Erica Sampson had an uneasy feeling to overcome when she first arrived at the University of Tulsa. She did so with relative ease.
After transferring from the University of Oklahoma, Sampson arrived at TU with a brief period of nervousness and trepidation. She said she felt like a newbie all over again.
“I was just trying to acclimate to the environment,” Sampson said. “It’s a smaller school and I was just getting to know the girls. I’m a junior but I felt like a freshman. Until I could prove myself, I didn’t want to be thought of as a transfer. I wanted to make a good name for myself.”
Sampson admitted that she struggled during the fall months. But now that Tulsa is in the thick of the spring season, she’s once again asserting her dominance — much her days at Tahlequah High School.
Through Tulsa’s 37 games, Sampson is sporting a .358 batting average with a team-high seven home runs. She’s also tied for the team lead in runs batted in with 26.
Needless to say, she’s settling in as a Golden Hurricane. And it didn’t take long for her teammates to accept her as one of them.
“Most of the girls are reasonably local and the others I’ve played ball against,” Sampson said. “Within a couple of weeks, we had done enough ice-breakers and got to know each other well.”
The team unity has carried over into the win column. The Golden Hurricane — ranked 16th in the most recent ESPN/USA Today poll, 17th in the coaches’ poll and 20th in the latest RPI rankings — is 34-3 and currently on a 16-game winning streak.
“We’re really a collective ball team right now and that’s awesome,” Sampson said in a recent interview with the Tahlequah Daily Press. “That’s added a lot of confidence.”
Tulsa’s three losses have come by a combined three runs. The first two were against Florida Atlantic and Georgia Tech, while the most recent was a 1-0 setback against Oklahoma in Norman on March 9.
For Sampson, the trip back to where she started her collegiate career was a little unsettling at first.
“On the way up there, I kind of had some nerves,” she said. “I listened to some music to calm myself down.”
Tulsa’s first two games at the Courtyard Marriott Invitational in Norman were against Liberty and Western Illinois. The Golden Hurricane won both games comfortably, which helped Sampson take the edge off.
“I’m glad we didn’t have to play OU off the bat,” she said. “My first at-bat was a little shaky. [But] the games went way better than what I thought. We took a tough loss at OU, but I walked out of the dugout knowing that I made the right decision and that I was supposed to be a Golden Hurricane.

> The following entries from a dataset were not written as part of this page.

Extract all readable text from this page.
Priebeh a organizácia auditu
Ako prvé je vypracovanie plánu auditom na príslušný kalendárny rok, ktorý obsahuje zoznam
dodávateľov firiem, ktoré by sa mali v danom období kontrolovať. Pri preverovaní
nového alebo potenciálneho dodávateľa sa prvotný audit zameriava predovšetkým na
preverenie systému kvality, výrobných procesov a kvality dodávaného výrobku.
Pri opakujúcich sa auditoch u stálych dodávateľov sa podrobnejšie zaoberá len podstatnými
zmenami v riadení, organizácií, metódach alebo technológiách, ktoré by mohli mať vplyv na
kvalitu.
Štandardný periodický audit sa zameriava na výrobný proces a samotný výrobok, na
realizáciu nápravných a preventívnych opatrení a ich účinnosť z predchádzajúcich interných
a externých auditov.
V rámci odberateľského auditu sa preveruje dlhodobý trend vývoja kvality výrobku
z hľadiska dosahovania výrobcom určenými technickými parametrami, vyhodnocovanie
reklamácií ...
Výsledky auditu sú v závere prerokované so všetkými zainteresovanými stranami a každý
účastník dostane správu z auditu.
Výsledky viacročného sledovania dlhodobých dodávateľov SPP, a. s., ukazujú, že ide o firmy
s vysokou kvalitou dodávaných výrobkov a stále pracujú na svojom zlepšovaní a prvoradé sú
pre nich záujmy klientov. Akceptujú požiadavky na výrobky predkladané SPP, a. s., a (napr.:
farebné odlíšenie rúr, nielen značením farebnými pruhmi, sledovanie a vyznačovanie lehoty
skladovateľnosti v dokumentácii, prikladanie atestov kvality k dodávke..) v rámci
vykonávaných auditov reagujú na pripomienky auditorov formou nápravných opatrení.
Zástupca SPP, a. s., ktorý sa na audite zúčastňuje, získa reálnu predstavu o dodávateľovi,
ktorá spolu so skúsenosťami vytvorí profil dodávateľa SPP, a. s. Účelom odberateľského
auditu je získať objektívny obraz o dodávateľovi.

“I’m definitely at Tulsa for the right reasons.”
Now Sampson and the Golden Hurricane have their sights set on the bigger picture.
“The farthest Tulsa has ever been has been a (NCAA) regional,” Sampson said. “We’re a contender for hosting a regional, and that would be a first for Tulsa. But we’re not trying to look to much into the future.”
In fact, the immediate future could prove to be crucial to Tulsa’s postseason prognosis. The Golden Hurricane, which currently owns a four-game lead in the Conference USA standings, travels to Birmingham, Ala., to take on the University of Alabama-Birmingham in a three-game set, which starts on Saturday.
“The bigger teams have the tougher teams, so they’ll have higher RPI rankings,” Sampson said, “so that makes the UAB games that much more important.”
Tulsa is 9-0 in the league with UAB and North Texas tied for second at 8-4. UAB was picked to win the conference title in the league’s preseason poll.
“This is a big weekend,” Sampson said. “We’ve been waiting to go after UAB. Winning a conference tournament would help us a lot for the NCAA tournament. We need as many RPI points as we can get in the end.”